To debug this, I've been adding some printk statements to various points in the raspbian source pulled from git:
https://github.com/raspberrypi/linux
I felt the most relevant place to start with the debugging was in the bluetooth RX code, e.g. print something for each bluetooth message send to the line discipline. Specifically, in drivers/bluetooth/hci_ldisc.c, in the hci_uart_tty_receive function, I added two lines to the beginning:
printk(KERN_ERR "AARON: In hci_uart_tty_receive with tty %p\n", tty);
dump_stack();
After rebuilding the kernels and starting the devices, on the pi running 20180313 I saw the log messages/stack traces and on the other pi I saw nothing, indicating the bluetooth RX code isn't being reached. So to further debug, I looked at the stack trace, which was:
Jul 9 21:03:18 tiltpi kernel: [ 9.391137] Workqueue: events_unbound flush_to_ldisc
Jul 9 21:03:18 tiltpi kernel: [ 9.391166] [<8010f664>] (unwind_backtrace) from [<8010bd1c>] (show_stack+0x20/0x24)

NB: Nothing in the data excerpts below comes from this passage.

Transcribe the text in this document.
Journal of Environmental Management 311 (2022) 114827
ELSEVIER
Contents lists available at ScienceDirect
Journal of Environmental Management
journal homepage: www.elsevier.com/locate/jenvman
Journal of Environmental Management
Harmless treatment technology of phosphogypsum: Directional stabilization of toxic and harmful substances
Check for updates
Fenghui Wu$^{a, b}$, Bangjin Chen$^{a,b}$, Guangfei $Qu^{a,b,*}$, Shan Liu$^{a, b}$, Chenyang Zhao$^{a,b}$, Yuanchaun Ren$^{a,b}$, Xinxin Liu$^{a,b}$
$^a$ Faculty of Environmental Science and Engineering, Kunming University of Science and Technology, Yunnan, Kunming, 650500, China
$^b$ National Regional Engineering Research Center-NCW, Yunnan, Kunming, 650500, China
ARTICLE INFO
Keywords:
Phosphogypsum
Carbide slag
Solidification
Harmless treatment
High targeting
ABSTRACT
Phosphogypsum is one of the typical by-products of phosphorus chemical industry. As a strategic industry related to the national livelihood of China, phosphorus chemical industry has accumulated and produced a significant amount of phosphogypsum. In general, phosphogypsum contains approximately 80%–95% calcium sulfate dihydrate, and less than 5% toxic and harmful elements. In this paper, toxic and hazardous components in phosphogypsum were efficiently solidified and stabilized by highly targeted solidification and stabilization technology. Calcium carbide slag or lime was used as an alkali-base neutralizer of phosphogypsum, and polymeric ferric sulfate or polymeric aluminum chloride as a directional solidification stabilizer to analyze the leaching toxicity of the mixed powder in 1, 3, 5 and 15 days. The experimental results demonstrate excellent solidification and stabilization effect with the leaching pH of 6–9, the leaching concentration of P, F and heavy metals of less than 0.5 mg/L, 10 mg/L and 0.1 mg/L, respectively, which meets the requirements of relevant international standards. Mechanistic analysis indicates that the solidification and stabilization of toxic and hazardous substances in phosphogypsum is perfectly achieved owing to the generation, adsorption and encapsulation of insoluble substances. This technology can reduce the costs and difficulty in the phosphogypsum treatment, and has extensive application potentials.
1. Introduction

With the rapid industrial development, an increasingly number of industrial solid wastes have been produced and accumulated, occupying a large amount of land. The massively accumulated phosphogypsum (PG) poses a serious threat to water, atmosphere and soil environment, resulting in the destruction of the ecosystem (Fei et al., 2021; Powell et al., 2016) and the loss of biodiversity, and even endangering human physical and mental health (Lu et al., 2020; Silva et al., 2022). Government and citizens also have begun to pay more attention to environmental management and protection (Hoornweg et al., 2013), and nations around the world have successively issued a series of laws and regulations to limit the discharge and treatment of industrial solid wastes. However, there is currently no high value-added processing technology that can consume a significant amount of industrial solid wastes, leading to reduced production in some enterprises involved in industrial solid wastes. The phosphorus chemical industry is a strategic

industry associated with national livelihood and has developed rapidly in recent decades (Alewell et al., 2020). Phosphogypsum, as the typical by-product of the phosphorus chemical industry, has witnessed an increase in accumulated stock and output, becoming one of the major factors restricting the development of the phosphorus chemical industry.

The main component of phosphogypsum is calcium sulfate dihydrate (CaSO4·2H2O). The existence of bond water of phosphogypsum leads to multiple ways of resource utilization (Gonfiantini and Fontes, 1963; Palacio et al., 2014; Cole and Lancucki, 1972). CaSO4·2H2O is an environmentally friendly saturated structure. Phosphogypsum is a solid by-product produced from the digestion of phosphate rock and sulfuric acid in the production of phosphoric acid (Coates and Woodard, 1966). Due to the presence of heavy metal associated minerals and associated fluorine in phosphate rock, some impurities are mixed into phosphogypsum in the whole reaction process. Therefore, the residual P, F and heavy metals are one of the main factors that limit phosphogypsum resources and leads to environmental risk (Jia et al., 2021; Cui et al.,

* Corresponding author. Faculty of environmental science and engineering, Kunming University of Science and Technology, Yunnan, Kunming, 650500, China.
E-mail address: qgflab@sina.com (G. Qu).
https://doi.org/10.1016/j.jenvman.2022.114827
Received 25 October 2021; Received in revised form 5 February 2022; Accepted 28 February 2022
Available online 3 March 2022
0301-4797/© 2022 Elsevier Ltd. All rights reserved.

Jul 9 21:03:18 tiltpi kernel: [ 9.391183] [<8010bd1c>] (show_stack) from [<80449c20>] (dump_stack+0xc8/0x114)
Jul 9 21:03:18 tiltpi kernel: [ 9.391221] [<80449c20>] (dump_stack) from [<7f4400cc>] (hci_uart_tty_receive+0x5c/0xac [hci_uart])
Jul 9 21:03:18 tiltpi kernel: [ 9.391254] [<7f4400cc>] (hci_uart_tty_receive [hci_uart]) from [<804b9bdc>] (tty_ldisc_receive_buf+0x64/0x6c)
Jul 9 21:03:18 tiltpi kernel: [ 9.391273] [<804b9bdc>] (tty_ldisc_receive_buf) from [<804ba15c>] (flush_to_ldisc+0xcc/0xe4)
Jul 9 21:03:18 tiltpi kernel: [ 9.391293] [<804ba15c>] (flush_to_ldisc) from [<80135934>] (process_one_work+0x144/0x438)
Jul 9 21:03:18 tiltpi kernel: [ 9.391311] [<80135934>] (process_one_work) from [<80135c68>] (worker_thread+0x40/0x574)
Jul 9 21:03:18 tiltpi kernel: [ 9.391328] [<80135c68>] (worker_thread) from [<8013b930>] (kthread+0x108/0x124)
Jul 9 21:03:18 tiltpi kernel: [ 9.391352] [<8013b930>] (kthread) from [<80107ed4>] (ret_from_fork+0x14/0x20)
I proceeded to add printk statements for flush_to_ldisc and tty_ldisc_receive_buf, recompile, and retest. However, while I continued to see the printk message I added in hci_uart_tty_receive, I did not see the messages I added to flush_to_ldisc or tty_ldisc_receive_buf.
Upon further inspection of the kernel source, I found the stack trace didn't even make sense as the functions listed did not directly call to eachother. More specifically, in tty_buffer.c, flush_to_ldisc (towards the bottom of the stack) calls to receive_buf, which then calls to tty_ldisc_receive_buf, which will then call to hci_uart_tty_receive in hci_ldisc.c. The kernel stack doesn't have any entry for receive_buf and shows flush_to_ldisc calling directly to _tty_ldisc_receive_buf.
So I'm quite confused. I've searched through the kernel source and found no other declarations of "flush_to_ldisc" or "tty_ldisc_receive_buf" functions.
Why/how can dump_stack() be missing a stack entry? Why aren't the prink statements I've placed in the functions toward the bottom of that stack showing up while the printk statements I've placed toward the top of the stack do show up?
EDIT:
A bit more searching shows that the Linux kernel relies on gcc to do certain optimizations including automatic inlining of some functions, and hence that is likely what is happening to my stack trace. That would explain why I don't see the functions explicitly listed in the stack, but doesn't explain why the printk output doesn't show up. Any thoughts from anyone on why printk statements would show up from functions in the top of the stack but not the bottom? The rsyslog.conf file is setup with:
*.err -/var/log/errors.log
And all printk statements I added are like "printk(KERN_ERR "string\n");"
EDIT2: Updated question title to reflect that it is not just about absent printk output.
EDIT3: I deleted my local copy of the kernel source, pulled it again, added my printk statements, and recompiled from scratch, and I now get the printk statements showing up. It seems the code I added wasn't recompiled or linked into the kernel build. I ran "make clean" before making the kernel, but still it seems something wasn't getting compiled/linked properly. But starting clean resolved the problem.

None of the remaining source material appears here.